Afraid to take his eyes from the cat sitting on Jarrod’s belly, he forced himself to look back toward the door. A girl with calico hair stood in the doorway. She favored her left hand as she held it in the crook of her right arm. She caught his eyes with her own. Her emerald eyes, older than her appearance belied, cut through to his core.
She walked past him and sat on the bed. With her injured hand in her lap she scratched the grey under the chin. “What should we do with this one?” she asked. “He’s seen too much.”
His hands fell to his sides. In a race to the door he was certain they were faster than him, but could they dodge a bullet? His .45, holstered at his side, would be a quick pull and shoot.
The grey stretched out a paw and extended its emerald claws for him to see. “Do you think he wants to play chase?”
“I think he is not in a mood to play with us,” she said. “We should be quick.” Her body contorted, the skin shimmied. The process lasted only a few seconds as her flesh withered then stretched. Calico hair sprouted through her flesh as she became a cat again.
Steve pulled the gun and fired two shots in quick succession. The second slammed the calico in the chest. It flopped on the bed, then lay still. The cat’s chest caved in by the bullet. The grey sprung. Its claws, razor sharp daggers, sliced at his face and neck.
Steve fell back, but not before the grey connected with the tips of its claws. He rolled away from the cat with several slashes across his face and neck. His roll ended in a crouch, the pistol pointed where he thought the cat might be.
Gone, the cat was gone. He pushed himself back into the wall. The wall left only the front of him open to the next lunge from the beast. “Here kitty kitty,” he said as he scanned the room. The creature must have dropped behind the bed. “Here kitty kitty, you can’t hide forever.”
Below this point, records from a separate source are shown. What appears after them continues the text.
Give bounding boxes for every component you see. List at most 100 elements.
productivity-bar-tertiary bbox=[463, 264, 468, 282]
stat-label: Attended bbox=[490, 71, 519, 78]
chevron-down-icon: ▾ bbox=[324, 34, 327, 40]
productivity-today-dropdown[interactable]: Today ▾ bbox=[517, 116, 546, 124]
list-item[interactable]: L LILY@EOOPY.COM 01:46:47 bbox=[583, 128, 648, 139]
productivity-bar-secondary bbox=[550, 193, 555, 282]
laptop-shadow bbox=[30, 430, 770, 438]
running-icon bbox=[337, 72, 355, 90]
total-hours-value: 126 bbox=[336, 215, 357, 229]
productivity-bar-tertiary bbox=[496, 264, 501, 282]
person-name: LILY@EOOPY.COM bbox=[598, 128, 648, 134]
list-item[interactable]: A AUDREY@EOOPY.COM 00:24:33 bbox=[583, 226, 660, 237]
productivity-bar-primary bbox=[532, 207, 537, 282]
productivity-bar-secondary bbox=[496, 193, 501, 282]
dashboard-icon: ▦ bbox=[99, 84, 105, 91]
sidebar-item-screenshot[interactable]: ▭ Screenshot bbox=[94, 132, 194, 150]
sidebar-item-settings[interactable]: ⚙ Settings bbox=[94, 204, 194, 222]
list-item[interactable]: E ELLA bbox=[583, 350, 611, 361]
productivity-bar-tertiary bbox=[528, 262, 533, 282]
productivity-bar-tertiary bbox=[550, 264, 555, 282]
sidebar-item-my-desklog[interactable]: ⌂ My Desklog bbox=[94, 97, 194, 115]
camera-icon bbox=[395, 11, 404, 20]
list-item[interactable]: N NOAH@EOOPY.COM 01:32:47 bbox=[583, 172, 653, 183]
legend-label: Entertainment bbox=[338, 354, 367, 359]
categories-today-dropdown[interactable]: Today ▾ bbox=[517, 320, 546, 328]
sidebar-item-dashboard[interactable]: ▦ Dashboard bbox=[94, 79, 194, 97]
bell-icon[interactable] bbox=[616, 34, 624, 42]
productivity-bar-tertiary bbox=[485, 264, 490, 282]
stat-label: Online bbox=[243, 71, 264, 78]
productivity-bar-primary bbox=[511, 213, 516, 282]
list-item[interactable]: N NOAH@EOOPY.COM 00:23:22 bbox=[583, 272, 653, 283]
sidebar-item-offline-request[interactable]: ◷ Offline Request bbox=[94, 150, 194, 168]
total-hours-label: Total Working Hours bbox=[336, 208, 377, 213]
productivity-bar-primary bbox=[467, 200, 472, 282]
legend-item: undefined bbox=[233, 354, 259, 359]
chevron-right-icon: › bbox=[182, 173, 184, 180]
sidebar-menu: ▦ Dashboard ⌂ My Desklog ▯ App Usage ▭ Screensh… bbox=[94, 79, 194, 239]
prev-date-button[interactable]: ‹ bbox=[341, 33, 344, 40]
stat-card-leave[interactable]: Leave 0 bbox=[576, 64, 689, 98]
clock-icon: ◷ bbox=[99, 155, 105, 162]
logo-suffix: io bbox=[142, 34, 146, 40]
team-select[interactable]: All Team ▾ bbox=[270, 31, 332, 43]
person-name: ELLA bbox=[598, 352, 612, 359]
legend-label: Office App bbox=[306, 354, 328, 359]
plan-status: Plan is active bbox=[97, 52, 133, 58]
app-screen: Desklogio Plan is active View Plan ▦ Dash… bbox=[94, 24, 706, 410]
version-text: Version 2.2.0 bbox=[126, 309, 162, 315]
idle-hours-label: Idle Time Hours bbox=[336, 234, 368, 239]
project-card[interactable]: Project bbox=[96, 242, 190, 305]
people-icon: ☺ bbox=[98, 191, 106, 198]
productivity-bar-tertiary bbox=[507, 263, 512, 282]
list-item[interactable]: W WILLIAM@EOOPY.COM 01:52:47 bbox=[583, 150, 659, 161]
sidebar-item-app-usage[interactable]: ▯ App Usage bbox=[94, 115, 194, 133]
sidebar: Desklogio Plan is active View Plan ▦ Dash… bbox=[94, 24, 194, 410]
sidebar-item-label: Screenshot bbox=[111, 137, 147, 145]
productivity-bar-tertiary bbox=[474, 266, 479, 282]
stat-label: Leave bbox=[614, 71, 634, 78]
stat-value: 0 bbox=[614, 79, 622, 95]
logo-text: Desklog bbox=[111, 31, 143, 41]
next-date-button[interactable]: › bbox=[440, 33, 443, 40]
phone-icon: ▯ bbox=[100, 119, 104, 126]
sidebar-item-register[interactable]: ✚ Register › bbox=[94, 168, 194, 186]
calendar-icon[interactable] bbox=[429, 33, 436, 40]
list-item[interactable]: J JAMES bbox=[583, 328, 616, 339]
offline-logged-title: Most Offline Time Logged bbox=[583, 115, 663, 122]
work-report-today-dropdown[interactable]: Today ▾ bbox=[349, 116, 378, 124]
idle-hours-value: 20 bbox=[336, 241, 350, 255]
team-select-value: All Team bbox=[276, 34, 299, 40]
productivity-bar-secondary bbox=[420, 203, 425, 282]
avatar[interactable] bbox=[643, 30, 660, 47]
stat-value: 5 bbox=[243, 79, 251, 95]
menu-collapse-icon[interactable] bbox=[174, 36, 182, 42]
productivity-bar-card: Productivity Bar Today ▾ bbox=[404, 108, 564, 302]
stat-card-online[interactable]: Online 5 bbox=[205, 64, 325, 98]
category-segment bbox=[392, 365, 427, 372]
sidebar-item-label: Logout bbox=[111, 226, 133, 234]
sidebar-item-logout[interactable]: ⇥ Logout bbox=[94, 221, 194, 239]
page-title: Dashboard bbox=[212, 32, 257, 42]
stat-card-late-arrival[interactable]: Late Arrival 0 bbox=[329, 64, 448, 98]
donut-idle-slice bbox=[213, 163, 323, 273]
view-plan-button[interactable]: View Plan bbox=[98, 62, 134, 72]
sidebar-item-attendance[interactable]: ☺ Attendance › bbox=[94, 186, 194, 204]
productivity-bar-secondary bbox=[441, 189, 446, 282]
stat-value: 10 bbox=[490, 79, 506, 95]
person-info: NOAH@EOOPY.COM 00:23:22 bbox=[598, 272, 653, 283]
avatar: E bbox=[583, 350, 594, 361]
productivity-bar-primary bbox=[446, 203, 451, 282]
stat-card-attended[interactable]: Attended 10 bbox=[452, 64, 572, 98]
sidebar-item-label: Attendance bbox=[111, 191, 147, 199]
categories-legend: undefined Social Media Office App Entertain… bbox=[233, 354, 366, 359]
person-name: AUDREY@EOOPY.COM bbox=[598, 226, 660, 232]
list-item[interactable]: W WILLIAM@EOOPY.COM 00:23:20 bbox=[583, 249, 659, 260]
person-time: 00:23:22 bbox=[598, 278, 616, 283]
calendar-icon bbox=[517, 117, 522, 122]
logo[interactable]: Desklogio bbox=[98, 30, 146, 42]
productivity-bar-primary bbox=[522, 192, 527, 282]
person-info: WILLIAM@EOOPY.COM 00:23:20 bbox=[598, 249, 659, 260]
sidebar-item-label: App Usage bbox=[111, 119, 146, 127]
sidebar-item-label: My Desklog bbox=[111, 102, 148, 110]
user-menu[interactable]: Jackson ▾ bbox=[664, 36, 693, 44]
The growl came from the side. He turned in time to see the beast leap through the air, claws and teeth bared to strike. Steve fired the pistol and hit the cat between the eyes.
The cat slammed into him, though its claws held no strength in death, the force of its body knocked him to the ground. After he caught his breath, he typed into his phone. “I am going to need a meat wagon at 42 North Streveth Avenue.”